Re: [PATCH net-next v7] net/core: Introduce netdev_core_stats_inc()

From: Yajun Deng
Date: Sat Oct 07 2023 - 02:37:21 EST



On 2023/10/7 13:29, Eric Dumazet wrote:
On Sat, Oct 7, 2023 at 7:06 AM Yajun Deng <yajun.deng@xxxxxxxxx> wrote:
Although there is a kfree_skb_reason() helper function that can be used to
find the reason why this skb is dropped, but most callers didn't increase
one of rx_dropped, tx_dropped, rx_nohandler and rx_otherhost_dropped.

...

+
+void netdev_core_stats_inc(struct net_device *dev, u32 offset)
+{
+ /* This READ_ONCE() pairs with the write in netdev_core_stats_alloc() */
+ struct net_device_core_stats __percpu *p = READ_ONCE(dev->core_stats);
+ unsigned long *field;
+
+ if (unlikely(!p))
+ p = netdev_core_stats_alloc(dev);
+
+ if (p) {
+ field = (unsigned long *)((void *)this_cpu_ptr(p) + offset);
+ WRITE_ONCE(*field, READ_ONCE(*field) + 1);
This is broken...

As I explained earlier, dev_core_stats_xxxx(dev) can be called from
many different contexts:

1) process contexts, where preemption and migration are allowed.
2) interrupt contexts.

Adding WRITE_ONCE()/READ_ONCE() is not solving potential races.

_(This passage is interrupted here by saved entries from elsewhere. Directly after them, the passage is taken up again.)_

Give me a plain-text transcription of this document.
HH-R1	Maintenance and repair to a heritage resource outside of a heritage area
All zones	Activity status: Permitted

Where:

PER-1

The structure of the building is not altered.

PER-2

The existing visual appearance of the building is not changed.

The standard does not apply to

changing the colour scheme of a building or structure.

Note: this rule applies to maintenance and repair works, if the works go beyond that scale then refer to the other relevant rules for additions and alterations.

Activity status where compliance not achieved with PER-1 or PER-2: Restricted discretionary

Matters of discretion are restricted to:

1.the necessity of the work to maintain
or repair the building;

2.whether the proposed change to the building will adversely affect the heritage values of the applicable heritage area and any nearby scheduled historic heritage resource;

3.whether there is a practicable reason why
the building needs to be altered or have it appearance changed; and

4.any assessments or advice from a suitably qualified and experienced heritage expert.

I _think_ I already gave you how to deal with this ?


Yes, I replied in v6.

https://lore.kernel.org/all/e25b5f3c-bd97-56f0-de86-b93a3172870d@xxxxxxxxx/

Please try instead:

+void netdev_core_stats_inc(struct net_device *dev, u32 offset)
+{
+ /* This READ_ONCE() pairs with the write in netdev_core_stats_alloc() */
+ struct net_device_core_stats __percpu *p = READ_ONCE(dev->core_stats);
+ unsigned long __percpu *field;
+
+ if (unlikely(!p)) {
+ p = netdev_core_stats_alloc(dev);
+ if (!p)
+ return;
+ }
+ field = (__force unsigned long __percpu *)((__force void *)p + offset);
+ this_cpu_inc(*field);
+}


This wouldn't trace anything even the rx_dropped is in increasing. It needs to add an extra operation, such as:

pr_info, ++, trace_xxx... . I don't know what's going on.

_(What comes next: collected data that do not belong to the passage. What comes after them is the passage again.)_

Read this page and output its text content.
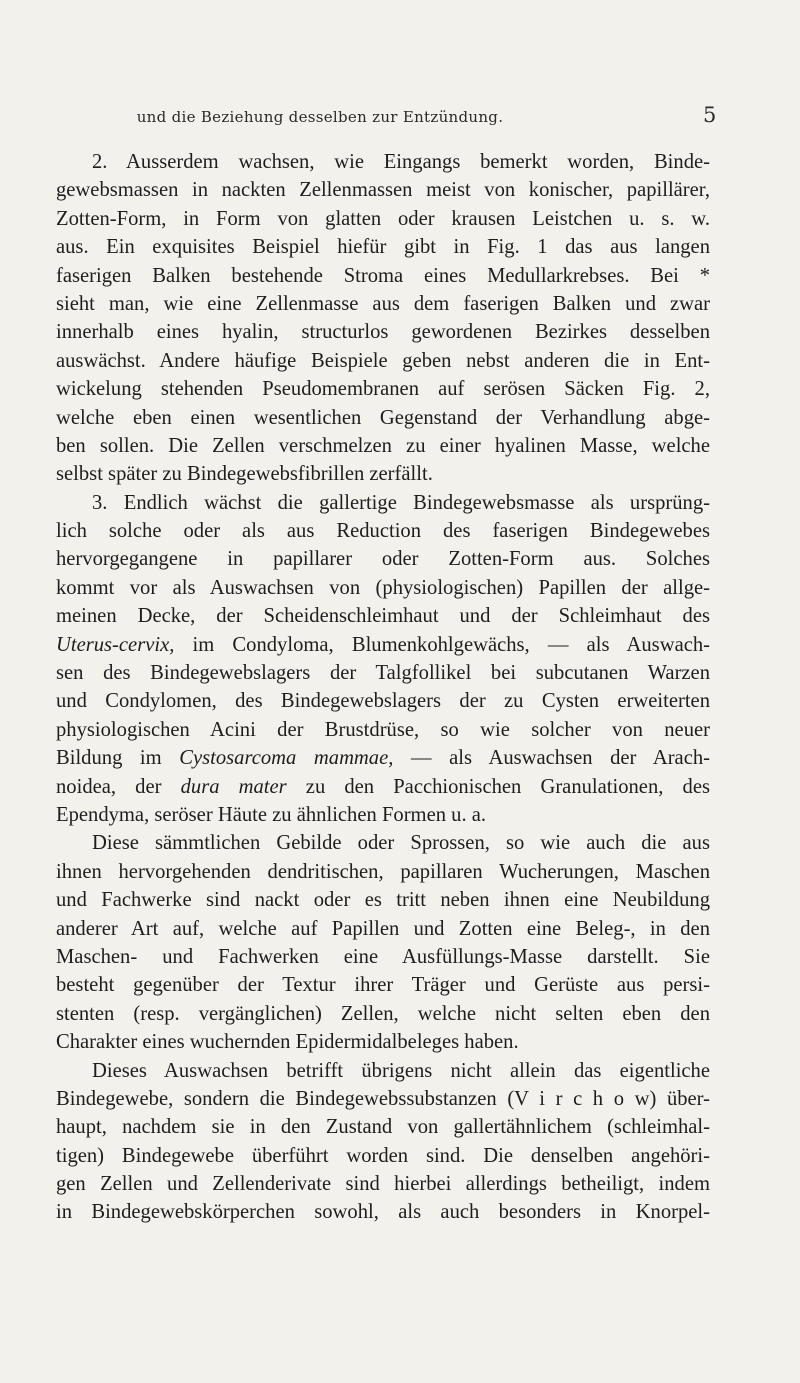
und die Beziehung desselben zur Entzündung.	5
2. Ausserdem wachsen, wie Eingangs bemerkt worden, Binde-
gewebsmassen in nackten Zellenmassen meist von konischer, papillärer,
Zotten-Form, in Form von glatten oder krausen Leistchen u. s. w.
aus. Ein exquisites Beispiel hiefür gibt in Fig. 1 das aus langen
faserigen Balken bestehende Stroma eines Medullarkrebses. Bei *
sieht man, wie eine Zellenmasse aus dem faserigen Balken und zwar
innerhalb eines hyalin, structurlos gewordenen Bezirkes desselben
auswächst. Andere häufige Beispiele geben nebst anderen die in Ent-
wickelung stehenden Pseudomembranen auf serösen Säcken Fig. 2,
welche eben einen wesentlichen Gegenstand der Verhandlung abge-
ben sollen. Die Zellen verschmelzen zu einer hyalinen Masse, welche
selbst später zu Bindegewebsfibrillen zerfällt.
3. Endlich wächst die gallertige Bindegewebsmasse als ursprüng-
lich solche oder als aus Reduction des faserigen Bindegewebes
hervorgegangene in papillarer oder Zotten-Form aus. Solches
kommt vor als Auswachsen von (physiologischen) Papillen der allge-
meinen Decke, der Scheidenschleimhaut und der Schleimhaut des
Uterus-cervix, im Condyloma, Blumenkohlgewächs, — als Auswach-
sen des Bindegewebslagers der Talgfollikel bei subcutanen Warzen
und Condylomen, des Bindegewebslagers der zu Cysten erweiterten
physiologischen Acini der Brustdrüse, so wie solcher von neuer
Bildung im Cystosarcoma mammae, — als Auswachsen der Arach-
noidea, der dura mater zu den Pacchionischen Granulationen, des
Ependyma, seröser Häute zu ähnlichen Formen u. a.
Diese sämmtlichen Gebilde oder Sprossen, so wie auch die aus
ihnen hervorgehenden dendritischen, papillaren Wucherungen, Maschen
und Fachwerke sind nackt oder es tritt neben ihnen eine Neubildung
anderer Art auf, welche auf Papillen und Zotten eine Beleg-, in den
Maschen- und Fachwerken eine Ausfüllungs-Masse darstellt. Sie
besteht gegenüber der Textur ihrer Träger und Gerüste aus persi-
stenten (resp. vergänglichen) Zellen, welche nicht selten eben den
Charakter eines wuchernden Epidermidalbeleges haben.
Dieses Auswachsen betrifft übrigens nicht allein das eigentliche
Bindegewebe, sondern die Bindegewebssubstanzen (V i r c h o w) über-
haupt, nachdem sie in den Zustand von gallertähnlichem (schleimhal-
tigen) Bindegewebe überführt worden sind. Die denselben angehöri-
gen Zellen und Zellenderivate sind hierbei allerdings betheiligt, indem
in Bindegewebskörperchen sowohl, als auch besonders in Knorpel-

If this is adopted, I need to send two patches, one is  introduce netdev_core_stats_inc, another is add an tracepoint , like:


+void netdev_core_stats_inc(struct net_device *dev, u32 offset)
+{
+ /* This READ_ONCE() pairs with the write in netdev_core_stats_alloc() */
+ struct net_device_core_stats __percpu *p = READ_ONCE(dev->core_stats);
+ unsigned long __percpu *field;
+
+ if (unlikely(!p)) {
+ p = netdev_core_stats_alloc(dev);
+ if (!p)
+ return;
+ }
+ trace_netdev_core_stats_inc(dev, offset);
+ field = (__force unsigned long __percpu *)((__force void *)p + offset);
+ this_cpu_inc(*field);
+}


--- a/include/trace/events/net.h
+++ b/include/trace/events/net.h

+TRACE_EVENT(netdev_core_stats_inc,
+
+       TP_PROTO(struct net_device *dev,
+                u32 offset),
+
+       TP_ARGS(dev, offset),
+
+       TP_STRUCT__entry(
+               __string(       name,           dev->name )
+               __string(       driver, netdev_drivername(dev))
+               __field(        u32,            offset          )
+       ),
+
+       TP_fast_assign(
+               __assign_str(name, dev->name);
+               __assign_str(driver, netdev_drivername(dev));
+               __entry->offset = offset;
+       ),
+
+       TP_printk("dev=%s driver=%s offset=%u",
+               __get_str(name), __get_str(driver), __entry->offset)
+);


We can trace netdev_core_stats_inc by tracepoint or kprobe.